Димка глупо улыбнулся, хотел сказать, хорошо, мол, что Таня тоже сирота. Спохватился, не брякнул глупости. После чая и бутерброда, Димку в тепле совсем разморило. Сидели, разговаривали уже третий час. Очень хотелось спасть, но неудобно было перед Таней. Выкурили Димкину пачку сигарет, потом Танину. Таня рассказывала, что в детдом попала пятилетней. Родителей помнила плохо. Помнит, что мама какая-то странная была. Говорила сама с собой и двигалась, как во сне. Папу почти совсем не помнила. Остался только навязчивый детский плач. Казалось, что все время пищит какой-то малыш. Когда Таня выросла, пыталась узнать что-то о родителях. Удалось даже разыскать соседку по подъезду. Оказалось, что никто Таню не бросал и не отказывался.

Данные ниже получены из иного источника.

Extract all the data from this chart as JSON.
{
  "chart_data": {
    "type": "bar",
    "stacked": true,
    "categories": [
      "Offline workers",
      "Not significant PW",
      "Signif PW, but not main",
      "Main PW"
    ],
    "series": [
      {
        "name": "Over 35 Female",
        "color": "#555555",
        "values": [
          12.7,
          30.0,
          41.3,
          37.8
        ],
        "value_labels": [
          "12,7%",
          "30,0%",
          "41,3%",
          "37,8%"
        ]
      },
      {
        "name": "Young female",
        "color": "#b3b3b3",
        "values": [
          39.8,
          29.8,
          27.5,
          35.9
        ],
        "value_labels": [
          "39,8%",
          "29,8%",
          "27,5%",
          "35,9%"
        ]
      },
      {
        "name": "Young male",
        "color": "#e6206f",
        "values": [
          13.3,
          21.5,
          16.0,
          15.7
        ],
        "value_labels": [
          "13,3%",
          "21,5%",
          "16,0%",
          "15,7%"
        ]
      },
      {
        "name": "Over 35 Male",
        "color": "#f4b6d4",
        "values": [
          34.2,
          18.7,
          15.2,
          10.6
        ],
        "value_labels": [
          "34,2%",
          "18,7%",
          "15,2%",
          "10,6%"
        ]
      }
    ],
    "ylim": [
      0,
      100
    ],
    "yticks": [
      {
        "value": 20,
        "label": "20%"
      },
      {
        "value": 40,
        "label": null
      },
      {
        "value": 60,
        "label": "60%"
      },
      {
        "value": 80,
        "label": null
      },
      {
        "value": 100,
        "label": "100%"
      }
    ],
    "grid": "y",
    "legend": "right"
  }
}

Отец попал в тюрьму как виновник аварии. Дали ему всего три года в колонии-поселении, но через год он умер от сердечного приступа. А мать становилась все чуднее и чуднее. Забывала еду на плите. Забывала Таню из сада забрать. Все бубнила себе под нос чего-то. Вот так Таня и оказалась в интернате. Маму вроде лечили, но безуспешно. Когда ее выписали из больницы, она отравилась газом. Про дочку так и не вспомнила.
А Димка вообще ничего не помнил, кроме детдома. Один раз, правда, его брали в семью, только ненадолго. У них своя девочка родилась, и Димку вернули обратно.
– Наигрались, значит, – усмехнулась Таня. – А ты сам никогда родных не искал?
– Не, конечно, спрашивал у заведующей нашей, Вер Петровны, только она сказала, что родители умерли, кого же я искать-то буду?
– Ну и дурак! Вот подруга моя, Ксюшка, искала и нашла двоюродного деда. Он как раз здесь и живет. Работает сторожем в детском садике. А Ксюшку нянечкой туда устроил. Живи, говорит, у меня, помру – тебе квартира останется. Это я ей помогла деда найти.
– Как?
– Вот хочешь верь, хочешь – не верь. Я на Новый год пишу желание на бумажке, и, пока двенадцать бьет, в окно кидаю.
Димка прыснул, подавился чаем, закашлялся.
– Тань, ты чего, до сих пор в Деда Мороза веришь?
– Опять дурак. Причем здесь Дед Мороз? Я в Новый год верю. Вот я сто раз бумажки кидала.
– Помогло? – хихикнул Димка.
– Сам подумай. В медицинское поступила. Подрабатывала нянечкой, медсестры только указывали – там подотри, тут помой. Только ленивый не командовал. Ничего, думаю, поступлю в институт, вернусь врачом, сама буду пальцы гнуть. Поступила в институт-то! И Ксеньке бумажка помогла. Вон, нашла родственника. Так что – не спорь, о чем не знаешь. Теперь еще одно желание загадала. Вот исполнится, обязательно тебе расскажу.
– Тань, а тебя как в интернате ребята звали: Танька-которая-верит-в-сказки?
– Девчонки звали Танька-Ежик. Из-за волос. Первый раз сама подстриглась, не люблю длинные волосы, драться мешали.
– Ты что, дралась с ними?
– Нет, с пацанами дралась. Доказывала, кто круче.
– Доказала?
– А то. Уважали. Только нос с горбинкой остался после перелома. А тебя, наверное, называли Кощей?
– Нет, Кабан.
– Туши свет! Ты – кабан?!.. Ладно, меня пацаны кабанихой звали. Я особо худой-то никогда не была. Но тебя… Или у вас детдом был для дистрофиков?
– Чего ты смеешься? Просто фамилия Кобанец, вот и звали.
Таня перестала смеяться. Медленно сняла очки, протерла стекла.